As it turned out, the storm hooked east, and we didn’t get slammed here in Manhattan. I think 6.5 inches in Central Park. Now my Facebook feed is filled with moaning and groaning about the inaccuracy of the weather predictions, how the mayor was paranoid and jumped the gun, inconvenience, no school, no work, blah blah blah. First of all, it’s weather. Regardless of how sophisticated the satellites have become, they’re called weather predictions for a reason. Second, a lot of areas were slammed–not far from each other, friends on Long Island were hit hard, some in NJ were, some weren’t. And those up North of us are still being pelted. Third, so what?
Yeah, I said it. How many of us are so important (outside of emergency workers, snow removal, hospital workers) that the world collapses and people die if we don’t get to work? How many truly believe that one snow day is going to make or break the children’s test scores? Yes, it was the wrong call in terms of how much snow we actually got here in the city. But what if they didn’t announce school closings yesterday, and we got as much snow as expected, and it was announced this morning? Well, then everyone would be complaining about the late notice, many scrambling to figure out child care. If they didn’t tell everyone to get off the roads last night? Everyone would be complaining about how long it’s taking the city to clean the streets, not to mention the inevitable accidents and cars stuck on the highways.
It was odd for the subways to be shut down, it’s true. But my first thought was for the homeless for whom the subway tunnels and trains provide a relatively warm and dry place to be during bad weather. Six inches of snow and thirty mile per hour winds has to feel like storm enough when you don’t have somewhere safe to shelter you.

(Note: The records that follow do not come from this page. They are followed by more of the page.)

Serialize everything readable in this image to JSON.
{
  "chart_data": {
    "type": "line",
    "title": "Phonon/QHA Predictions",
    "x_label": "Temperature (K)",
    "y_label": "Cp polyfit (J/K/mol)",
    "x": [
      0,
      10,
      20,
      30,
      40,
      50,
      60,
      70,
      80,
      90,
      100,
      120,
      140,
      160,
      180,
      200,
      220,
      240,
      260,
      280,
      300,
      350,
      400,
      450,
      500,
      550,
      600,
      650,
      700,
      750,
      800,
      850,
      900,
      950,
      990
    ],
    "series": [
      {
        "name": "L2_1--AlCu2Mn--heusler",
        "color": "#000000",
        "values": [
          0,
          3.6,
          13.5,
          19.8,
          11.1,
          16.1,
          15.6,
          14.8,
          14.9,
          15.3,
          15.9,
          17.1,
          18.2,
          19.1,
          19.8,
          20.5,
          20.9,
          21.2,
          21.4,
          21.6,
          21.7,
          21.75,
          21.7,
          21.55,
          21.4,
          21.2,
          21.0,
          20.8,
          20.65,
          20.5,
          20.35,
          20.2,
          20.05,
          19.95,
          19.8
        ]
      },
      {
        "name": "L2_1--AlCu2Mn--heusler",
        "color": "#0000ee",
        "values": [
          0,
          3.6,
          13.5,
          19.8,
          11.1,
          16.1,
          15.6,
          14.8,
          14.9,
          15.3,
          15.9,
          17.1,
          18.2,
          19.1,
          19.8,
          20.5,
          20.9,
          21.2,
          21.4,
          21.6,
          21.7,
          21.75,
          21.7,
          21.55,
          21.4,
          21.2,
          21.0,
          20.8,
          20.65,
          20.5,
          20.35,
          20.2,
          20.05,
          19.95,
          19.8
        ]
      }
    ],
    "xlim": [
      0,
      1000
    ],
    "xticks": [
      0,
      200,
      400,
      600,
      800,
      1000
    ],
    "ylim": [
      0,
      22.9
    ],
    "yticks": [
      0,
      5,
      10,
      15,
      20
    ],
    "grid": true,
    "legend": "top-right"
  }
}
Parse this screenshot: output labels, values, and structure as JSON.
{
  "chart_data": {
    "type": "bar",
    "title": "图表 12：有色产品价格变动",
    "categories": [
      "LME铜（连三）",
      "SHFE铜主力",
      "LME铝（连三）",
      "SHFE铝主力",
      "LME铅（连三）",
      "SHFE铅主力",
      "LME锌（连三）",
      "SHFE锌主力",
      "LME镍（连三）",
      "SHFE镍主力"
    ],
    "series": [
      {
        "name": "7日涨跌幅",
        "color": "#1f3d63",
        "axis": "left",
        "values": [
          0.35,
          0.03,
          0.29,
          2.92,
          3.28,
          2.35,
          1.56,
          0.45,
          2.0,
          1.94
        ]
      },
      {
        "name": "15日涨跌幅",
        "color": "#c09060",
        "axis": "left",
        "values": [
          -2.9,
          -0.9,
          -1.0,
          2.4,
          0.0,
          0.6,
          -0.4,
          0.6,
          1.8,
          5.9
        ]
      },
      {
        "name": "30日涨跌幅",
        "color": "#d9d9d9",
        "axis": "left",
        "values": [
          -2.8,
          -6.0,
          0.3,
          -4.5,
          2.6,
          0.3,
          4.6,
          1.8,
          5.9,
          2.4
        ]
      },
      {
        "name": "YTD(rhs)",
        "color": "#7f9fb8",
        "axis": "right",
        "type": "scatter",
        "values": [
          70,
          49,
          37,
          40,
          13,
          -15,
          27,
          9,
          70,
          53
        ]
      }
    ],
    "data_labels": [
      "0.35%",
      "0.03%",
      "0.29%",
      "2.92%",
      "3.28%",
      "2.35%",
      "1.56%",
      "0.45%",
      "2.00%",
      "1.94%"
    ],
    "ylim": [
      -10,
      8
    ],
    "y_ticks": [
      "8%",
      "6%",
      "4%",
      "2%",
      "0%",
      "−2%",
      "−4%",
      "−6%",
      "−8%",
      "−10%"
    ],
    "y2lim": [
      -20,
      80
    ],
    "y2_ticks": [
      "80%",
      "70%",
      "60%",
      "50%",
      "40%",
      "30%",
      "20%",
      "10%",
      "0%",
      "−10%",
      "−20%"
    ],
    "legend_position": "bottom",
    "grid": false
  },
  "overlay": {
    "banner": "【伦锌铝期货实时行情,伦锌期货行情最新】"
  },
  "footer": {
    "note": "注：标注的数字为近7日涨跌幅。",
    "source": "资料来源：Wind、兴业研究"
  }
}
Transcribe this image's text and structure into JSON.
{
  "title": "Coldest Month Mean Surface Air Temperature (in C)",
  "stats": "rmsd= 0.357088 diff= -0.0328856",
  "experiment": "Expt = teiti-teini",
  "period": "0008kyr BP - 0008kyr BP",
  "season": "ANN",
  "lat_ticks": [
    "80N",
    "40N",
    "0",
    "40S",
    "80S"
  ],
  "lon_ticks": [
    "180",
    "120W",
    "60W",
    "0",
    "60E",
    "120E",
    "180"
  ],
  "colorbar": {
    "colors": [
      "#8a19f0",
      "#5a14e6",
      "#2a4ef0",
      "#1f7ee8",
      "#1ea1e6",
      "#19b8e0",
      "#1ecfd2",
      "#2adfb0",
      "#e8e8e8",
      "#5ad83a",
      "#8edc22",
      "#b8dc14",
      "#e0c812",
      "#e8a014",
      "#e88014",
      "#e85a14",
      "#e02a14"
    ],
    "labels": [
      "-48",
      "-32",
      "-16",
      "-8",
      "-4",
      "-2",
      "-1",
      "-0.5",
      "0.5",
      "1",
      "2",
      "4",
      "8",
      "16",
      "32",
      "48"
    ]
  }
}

Are we so entitled that inconvenience is prioritized over safety? Is it really so terrible to have a bonus day off? Many won’t be paid for this day off, it’s true, and that sucks. Many more will work extra hard, and/or extra hours to catch up later in the week. But, oh, wasn’t it delicious to sleep an extra hour or two today? To go play in the park, or cook something special, or play a game with the kiddos, or just stay warm and dry? We are the only “advanced” nation that doesn’t guarantee its citizens paid vacation time and/or paid holidays. Huffing and puffing about the inconvenience of weather seems to fit right in with that philosophy. If you don’t have a hill to trudge up backwards in the snow pulling yourself up by your own bootstraps on the way to work, find one! I don’t think anywhere in the US embodies that spirit more than New York. The show must go on, after all.
I walked through Central Park earlier, watched others walking their dogs, sledding, taking photos, and smiling. I didn’t hear one person complain about how miserable it was to have the day off, even though snow flurries started up again while I was there. And I saw plenty still at work: in small businesses, police cars, driving buses, building maintenance and doormen, running the snow plows, shoveling the walkways for brownstone owners, and yes, even delivering groceries. I really hope whoever couldn’t be bothered to wait on line with the rest of us peasants yesterday are giving big tips today.
And watching Art Child listen to Stevie Ray Vaughan with Husband this morning? Priceless.